Design by Annie Elliott, Annie Elliott Design. Photo by Jenn Verrier.
  • The Demise of Gray – Finally! I predict that light gray finally is on its way out. We’re into warmth these days, and gray just doesn’t have it. If a neutral space is what you’re after, warm whites, ivories, and camels will be your go-to tones. 
  • Moody Hues I’m so excited for this trend: dark, moody rooms, including richly colored ceilings and woodwork. Dark Academia may be an influence here: think richly stained wooden bookcases; lush navy, green, and aubergine walls; and traditional patterns such as plaid. 
  • Wallpaper We’re beginning to see wallpaper used in public rooms – it’s not just for powder rooms and bedrooms anymore. Living rooms are the final frontier when it comes to wallpaper, because people are concerned it will dominate the space. Not necessarily! We recently finished a double-height living area in a graphic black and white wallpaper, and it’s perfect. It provides just enough interest that the walls don’t feel empty…and there’s a lot of wall. Now we have to make sure that we don’t rely on wallpaper accent walls too heavily…just do the whole room.

Sydney Markus, designer, Anthony Wilder Design/Build, www.anthonywilder.com

  • Nature-inspired wallpaper We have recently been getting requests for nature-inspired wallpaper in powder rooms, including patterns with vines, leaves, flowers, and in particular birds. Nature-inspired wallpaper, which also works well in bedrooms and offices, is soothing and makes a space feel like an oasis. We’re seeing nature-themed murals, too, that give a zen-like feel to a room.

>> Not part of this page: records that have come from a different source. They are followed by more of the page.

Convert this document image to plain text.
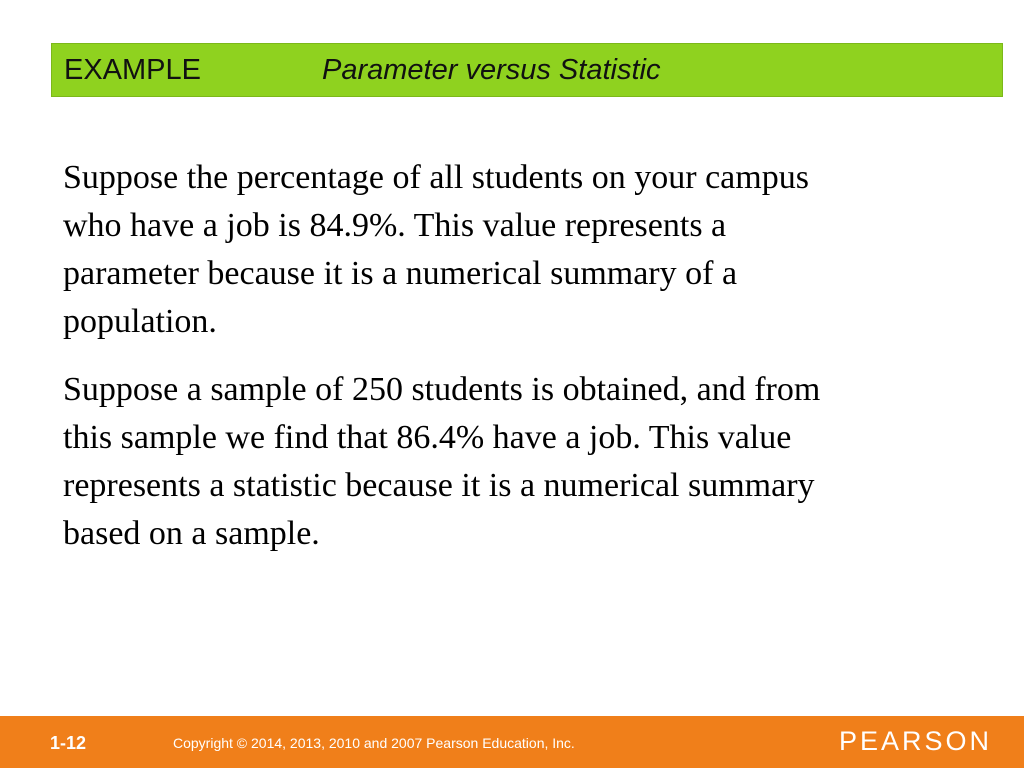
EXAMPLE	Parameter versus Statistic

Suppose the percentage of all students on your campus
who have a job is 84.9%. This value represents a
parameter because it is a numerical summary of a
population.

Suppose a sample of 250 students is obtained, and from
this sample we find that 86.4% have a job. This value
represents a statistic because it is a numerical summary
based on a sample.

1-12	Copyright © 2014, 2013, 2010 and 2007 Pearson Education, Inc.	PEARSON
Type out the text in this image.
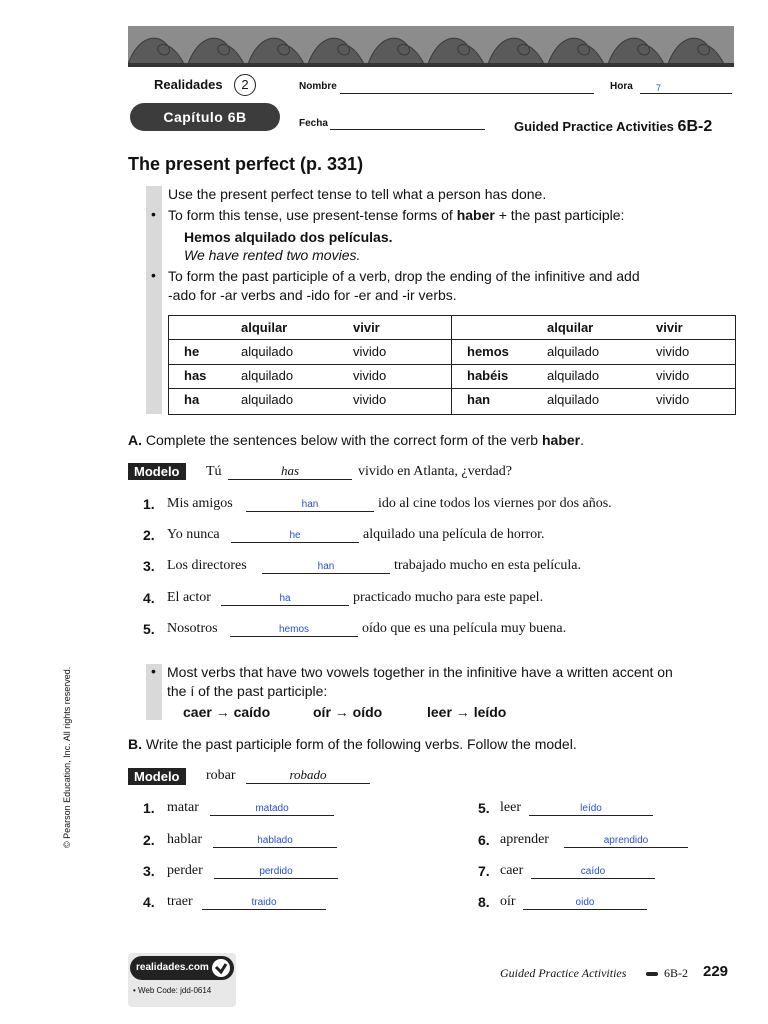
Realidades	2	Nombre	Hora	7
Capítulo 6B	Fecha	Guided Practice Activities 6B-2
The present perfect (p. 331)
Use the present perfect tense to tell what a person has done.
• To form this tense, use present-tense forms of haber + the past participle:
Hemos alquilado dos películas.
We have rented two movies.
• To form the past participle of a verb, drop the ending of the infinitive and add
-ado for -ar verbs and -ido for -er and -ir verbs.
alquilar	vivir	alquilar	vivir
he	alquilado	vivido	hemos	alquilado	vivido
has	alquilado	vivido	habéis	alquilado	vivido
ha	alquilado	vivido	han	alquilado	vivido
A. Complete the sentences below with the correct form of the verb haber.
Modelo	Tú	has	vivido en Atlanta, ¿verdad?
1. Mis amigos	han	ido al cine todos los viernes por dos años.
2. Yo nunca	he	alquilado una película de horror.
3. Los directores	han	trabajado mucho en esta película.
4. El actor	ha	practicado mucho para este papel.
5. Nosotros	hemos	oído que es una película muy buena.
• Most verbs that have two vowels together in the infinitive have a written accent on
the í of the past participle:
caer → caído	oír → oído	leer → leído
B. Write the past participle form of the following verbs. Follow the model.
Modelo	robar	robado
1. matar	matado
2. hablar	hablado
3. perder	perdido
4. traer	traido
5. leer	leído
6. aprender	aprendido
7. caer	caído
8. oír	oido
realidades.com
• Web Code: jdd-0614
Guided Practice Activities	6B-2 229
© Pearson Education, Inc. All rights reserved.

  • Boucle fabric, particularly in whites Use boucle on accent pieces, such as throw pillows, and on upholstered chairs; the fabric doesn’t wear well, so use it in low traffic spaces. The soft, fun fabric adds diversity and dimension to the textures in a space.
  • Multi-use coffee tables Large, airy coffee tables that are multi-purpose and highly-functional are in demand. Some are two-tiered with space for ottomans underneath, as well trays, all of which are customizable.
  • High gloss finishes This can be on cabinets, bookshelves, bars, ceilings, and walls. We are currently designing a library with high-gloss paint on all the built-ins. High gloss finishes, such as on a dining room bar or a library bookshelf, dress up a space, and add warmth and a moody vibe. Jewel-toned hardware adds more dimension.
  • Breakfast nooks and banquettes While some breakfast nooks accommodate banquettes easily, we can custom design them in most spaces. Coordinating fabrics and finishes in the banquettes, as well as making the items in the nook accessible and functional are the main considerations.